Tuesday, April 17, 2012

Bos F1 dan Presiden FIA Tegang di Bahrain


Sakhir, KompasOtomotif - Bos GP F1 Bahrain menjamin bahwa penyelenggaraan di sirkuit Sakhir tidak akan menmgalami masalah, akhir pekan ini (22/4). Meski ada kekhawatiran dalam beberapa minggu terakhir tentang masalah demonstran. Sementara petinggi F1, Bernie Ecclestone dan orang nomor satu (Presiden) di FIA Jean Todt sedikit tertekan dengan kondisi yang terjadi di negeri jazirah Arab tersebut.

Meski gelombang demonstrasi terus terjadi, rombongan sirkus F1 mulai tiba di Bahrain sejak kemarin (16/4). Kepala perlombaan Zayed Alzayani mengatakan dalam wawancara ekslusif dengan Autosport bahwa perhatian tim mereda setelah orang-orangnya melihat langsung situasi di lapangan.

"Beberapa memang masih skeptis, tapi saya pikir dengan melihat bisa percaya dan ketika mereka turun lantas melihat bagaimana, tentu berasa berbeda," jelas Alzayani.

Alzayani, katanya baru saja berbicara dengan Christian Horner (bos Red Bull) dan orang-orangnya (tim) sudah ada (di Bahrain). Segala sesuatunya normal. "Mereka pergi makan malam dan semuanya baik-baik saja. Bahkan Bernie mengatakan semuanya baik," tegas Alzayani.

Kendati Bernie mengatakan semuanya baik, namun raut wajah dan emosinya tak bisa membuktikan ke arah itu. Buktinya, ketika ia ditanya perihal protes oleh kantor berita AFP, ia langsung membentak; "Protes apa!"

Begitu juga saat ditanya lagi soal penembakan di Bahrain, Bernie menjawab dengan nada tinggi."Tidak ada yang ditembak...apa yang kamu bicarakan ini?" AFP sebelumnya melaporkan, seorang anak berusia 15 tahun dalam perawatan intensif setelah ditembak polisi anti huru-hara di sebuah pasca pemakaman.
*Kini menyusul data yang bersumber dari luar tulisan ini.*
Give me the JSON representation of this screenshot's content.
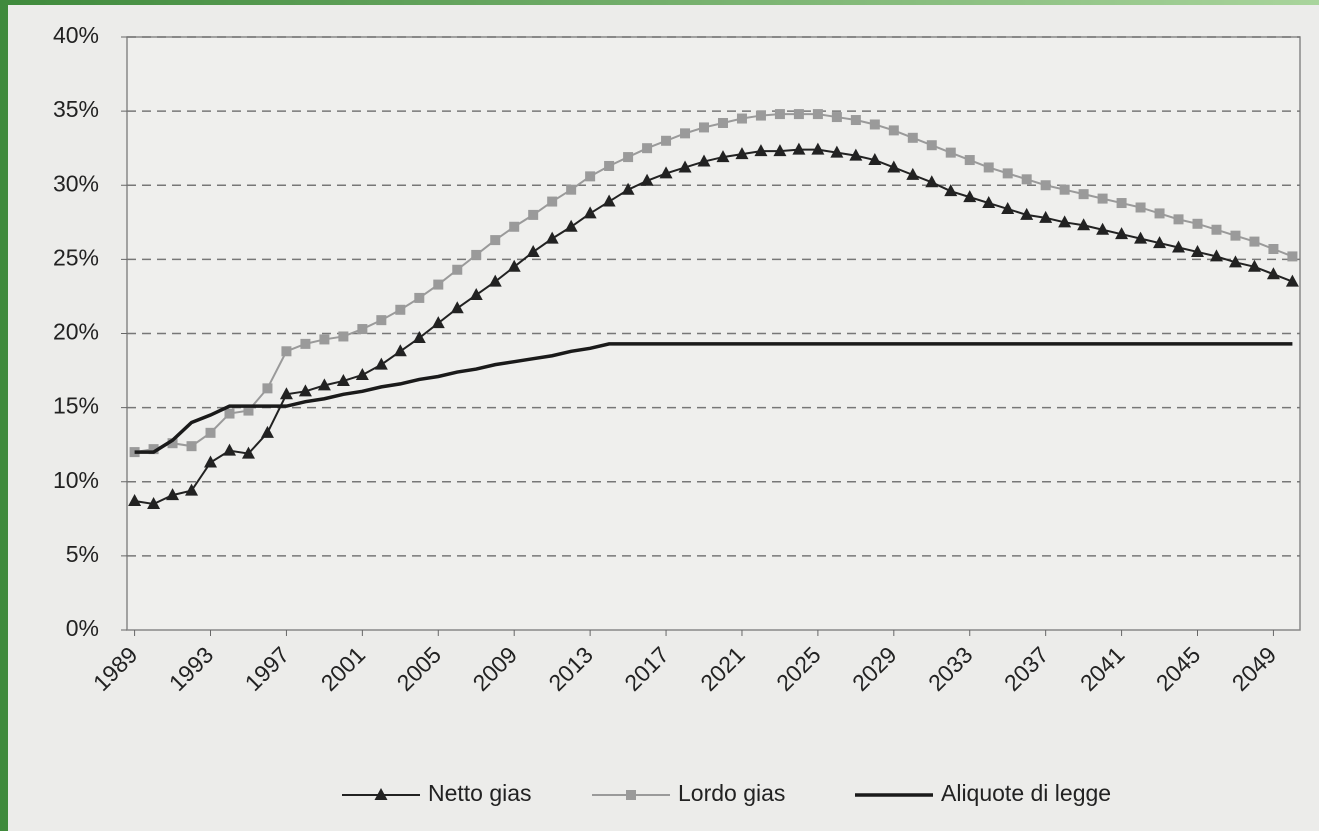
{
  "chart_data": {
    "type": "line",
    "x": [
      1989,
      1990,
      1991,
      1992,
      1993,
      1994,
      1995,
      1996,
      1997,
      1998,
      1999,
      2000,
      2001,
      2002,
      2003,
      2004,
      2005,
      2006,
      2007,
      2008,
      2009,
      2010,
      2011,
      2012,
      2013,
      2014,
      2015,
      2016,
      2017,
      2018,
      2019,
      2020,
      2021,
      2022,
      2023,
      2024,
      2025,
      2026,
      2027,
      2028,
      2029,
      2030,
      2031,
      2032,
      2033,
      2034,
      2035,
      2036,
      2037,
      2038,
      2039,
      2040,
      2041,
      2042,
      2043,
      2044,
      2045,
      2046,
      2047,
      2048,
      2049,
      2050
    ],
    "series": [
      {
        "name": "Netto gias",
        "color": "#222222",
        "marker": "triangle",
        "values": [
          8.7,
          8.5,
          9.1,
          9.4,
          11.3,
          12.1,
          11.9,
          13.3,
          15.9,
          16.1,
          16.5,
          16.8,
          17.2,
          17.9,
          18.8,
          19.7,
          20.7,
          21.7,
          22.6,
          23.5,
          24.5,
          25.5,
          26.4,
          27.2,
          28.1,
          28.9,
          29.7,
          30.3,
          30.8,
          31.2,
          31.6,
          31.9,
          32.1,
          32.3,
          32.3,
          32.4,
          32.4,
          32.2,
          32.0,
          31.7,
          31.2,
          30.7,
          30.2,
          29.6,
          29.2,
          28.8,
          28.4,
          28.0,
          27.8,
          27.5,
          27.3,
          27.0,
          26.7,
          26.4,
          26.1,
          25.8,
          25.5,
          25.2,
          24.8,
          24.5,
          24.0,
          23.5
        ]
      },
      {
        "name": "Lordo gias",
        "color": "#9a9a9a",
        "marker": "square",
        "values": [
          12.0,
          12.2,
          12.6,
          12.4,
          13.3,
          14.6,
          14.8,
          16.3,
          18.8,
          19.3,
          19.6,
          19.8,
          20.3,
          20.9,
          21.6,
          22.4,
          23.3,
          24.3,
          25.3,
          26.3,
          27.2,
          28.0,
          28.9,
          29.7,
          30.6,
          31.3,
          31.9,
          32.5,
          33.0,
          33.5,
          33.9,
          34.2,
          34.5,
          34.7,
          34.8,
          34.8,
          34.8,
          34.6,
          34.4,
          34.1,
          33.7,
          33.2,
          32.7,
          32.2,
          31.7,
          31.2,
          30.8,
          30.4,
          30.0,
          29.7,
          29.4,
          29.1,
          28.8,
          28.5,
          28.1,
          27.7,
          27.4,
          27.0,
          26.6,
          26.2,
          25.7,
          25.2
        ]
      },
      {
        "name": "Aliquote di legge",
        "color": "#1a1a1a",
        "marker": "none",
        "values": [
          12.0,
          12.0,
          12.8,
          14.0,
          14.5,
          15.1,
          15.1,
          15.1,
          15.1,
          15.4,
          15.6,
          15.9,
          16.1,
          16.4,
          16.6,
          16.9,
          17.1,
          17.4,
          17.6,
          17.9,
          18.1,
          18.3,
          18.5,
          18.8,
          19.0,
          19.3,
          19.3,
          19.3,
          19.3,
          19.3,
          19.3,
          19.3,
          19.3,
          19.3,
          19.3,
          19.3,
          19.3,
          19.3,
          19.3,
          19.3,
          19.3,
          19.3,
          19.3,
          19.3,
          19.3,
          19.3,
          19.3,
          19.3,
          19.3,
          19.3,
          19.3,
          19.3,
          19.3,
          19.3,
          19.3,
          19.3,
          19.3,
          19.3,
          19.3,
          19.3,
          19.3,
          19.3
        ]
      }
    ],
    "xlim": [
      1988.6,
      2050.4
    ],
    "xticks": [
      1989,
      1993,
      1997,
      2001,
      2005,
      2009,
      2013,
      2017,
      2021,
      2025,
      2029,
      2033,
      2037,
      2041,
      2045,
      2049
    ],
    "ylim": [
      0,
      40
    ],
    "yticks": [
      {
        "value": 0,
        "label": "0%"
      },
      {
        "value": 5,
        "label": "5%"
      },
      {
        "value": 10,
        "label": "10%"
      },
      {
        "value": 15,
        "label": "15%"
      },
      {
        "value": 20,
        "label": "20%"
      },
      {
        "value": 25,
        "label": "25%"
      },
      {
        "value": 30,
        "label": "30%"
      },
      {
        "value": 35,
        "label": "35%"
      },
      {
        "value": 40,
        "label": "40%"
      }
    ],
    "grid": true,
    "legend": "bottom"
  }
}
Beberapa saksi mata di paddock sirkuit Sakhir melihat Bernie "bersumpah" dan buru-buru bergegas pergi meninggalkan wawancara itu.
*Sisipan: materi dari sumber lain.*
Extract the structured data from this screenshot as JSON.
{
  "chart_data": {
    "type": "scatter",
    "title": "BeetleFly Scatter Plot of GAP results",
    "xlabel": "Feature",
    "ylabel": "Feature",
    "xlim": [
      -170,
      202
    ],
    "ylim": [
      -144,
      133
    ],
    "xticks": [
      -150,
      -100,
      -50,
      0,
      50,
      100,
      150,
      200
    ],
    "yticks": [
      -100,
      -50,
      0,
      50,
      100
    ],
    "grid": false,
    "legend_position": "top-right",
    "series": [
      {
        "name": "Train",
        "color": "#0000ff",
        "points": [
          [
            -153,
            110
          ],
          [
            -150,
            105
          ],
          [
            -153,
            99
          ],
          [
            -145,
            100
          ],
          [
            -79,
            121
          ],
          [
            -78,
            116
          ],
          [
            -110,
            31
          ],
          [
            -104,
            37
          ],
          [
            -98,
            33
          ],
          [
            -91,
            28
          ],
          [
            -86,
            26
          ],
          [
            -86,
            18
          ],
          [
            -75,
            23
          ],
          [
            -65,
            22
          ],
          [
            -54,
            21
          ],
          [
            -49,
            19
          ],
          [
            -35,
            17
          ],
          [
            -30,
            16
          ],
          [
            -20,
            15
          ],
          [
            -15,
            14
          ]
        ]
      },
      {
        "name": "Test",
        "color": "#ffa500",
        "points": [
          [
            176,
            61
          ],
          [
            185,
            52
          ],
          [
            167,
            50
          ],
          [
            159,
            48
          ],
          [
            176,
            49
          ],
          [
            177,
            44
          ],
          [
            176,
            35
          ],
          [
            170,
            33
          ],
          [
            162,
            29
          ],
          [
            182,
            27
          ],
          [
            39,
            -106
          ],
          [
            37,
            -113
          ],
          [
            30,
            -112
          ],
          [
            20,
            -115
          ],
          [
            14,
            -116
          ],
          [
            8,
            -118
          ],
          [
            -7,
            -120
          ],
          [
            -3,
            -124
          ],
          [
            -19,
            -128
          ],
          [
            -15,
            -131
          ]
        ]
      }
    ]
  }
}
Di pihak lain, Todt, yang belakangan ini banyak dikritik kepemimpinannya dalam beberapa minggu ini, juga menunjukkan emosinya. Ia menuduh wartawan Times menulis tanpa memeriksa fakta-fakta situasi di Bahrain.
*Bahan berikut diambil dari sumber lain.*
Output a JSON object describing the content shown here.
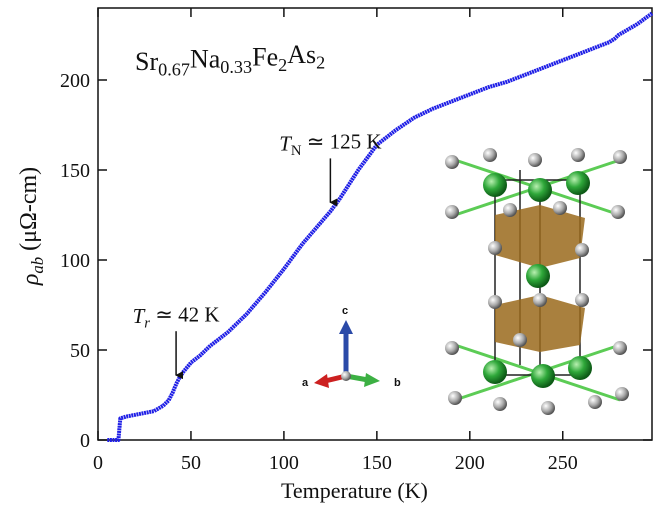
{
  "chart_data": {
    "type": "line",
    "title": [
      {
        "text": "Sr"
      },
      {
        "text": "0.67",
        "sub": true
      },
      {
        "text": "Na"
      },
      {
        "text": "0.33",
        "sub": true
      },
      {
        "text": "Fe"
      },
      {
        "text": "2",
        "sub": true
      },
      {
        "text": "As"
      },
      {
        "text": "2",
        "sub": true
      }
    ],
    "xlabel": "Temperature (K)",
    "ylabel": [
      {
        "text": "ρ",
        "italic": true
      },
      {
        "text": "ab",
        "italic": true,
        "sub": true
      },
      {
        "text": " (μΩ-cm)"
      }
    ],
    "x": [
      5,
      10,
      11,
      12,
      15,
      20,
      25,
      30,
      35,
      38,
      40,
      42,
      44,
      46,
      50,
      55,
      60,
      70,
      80,
      90,
      100,
      110,
      120,
      125,
      130,
      140,
      150,
      160,
      170,
      180,
      190,
      200,
      210,
      220,
      230,
      240,
      250,
      260,
      270,
      275,
      278,
      280,
      290,
      298
    ],
    "values": [
      0,
      0,
      0,
      12,
      13,
      14,
      15,
      16,
      19,
      22,
      26,
      31,
      35,
      38,
      43,
      47,
      52,
      60,
      70,
      82,
      95,
      109,
      121,
      127,
      134,
      150,
      164,
      172,
      179,
      184,
      188,
      192,
      196,
      199,
      203,
      207,
      211,
      215,
      219,
      221,
      223,
      225,
      231,
      237
    ],
    "color": "#1f1fe6",
    "xlim": [
      0,
      298
    ],
    "ylim": [
      0,
      240
    ],
    "xticks": [
      0,
      50,
      100,
      150,
      200,
      250
    ],
    "yticks": [
      0,
      50,
      100,
      150,
      200
    ],
    "annotations": [
      {
        "x": 125,
        "text": [
          {
            "text": "T",
            "italic": true
          },
          {
            "text": "N",
            "sub": true
          },
          {
            "text": " ≃ 125 K"
          }
        ]
      },
      {
        "x": 42,
        "text": [
          {
            "text": "T",
            "italic": true
          },
          {
            "text": "r",
            "italic": true,
            "sub": true
          },
          {
            "text": " ≃ 42 K"
          }
        ]
      }
    ],
    "inset_labels": [
      "a",
      "b",
      "c"
    ]
  }
}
Bagaimana pun, Bernie tetap ngotot (sama halnya dengan Alzayani) agar balapan tetap diselenggarakan. Walau koresponden Motorsport Kevin Eason mengaku sudah berbicara panjang lebar kepada personil tim, kepala tim, sektretaris, staff katering, PR, dan lainnya bahwa tidak ada yang ingin benar-benar pergi ke Bahrain.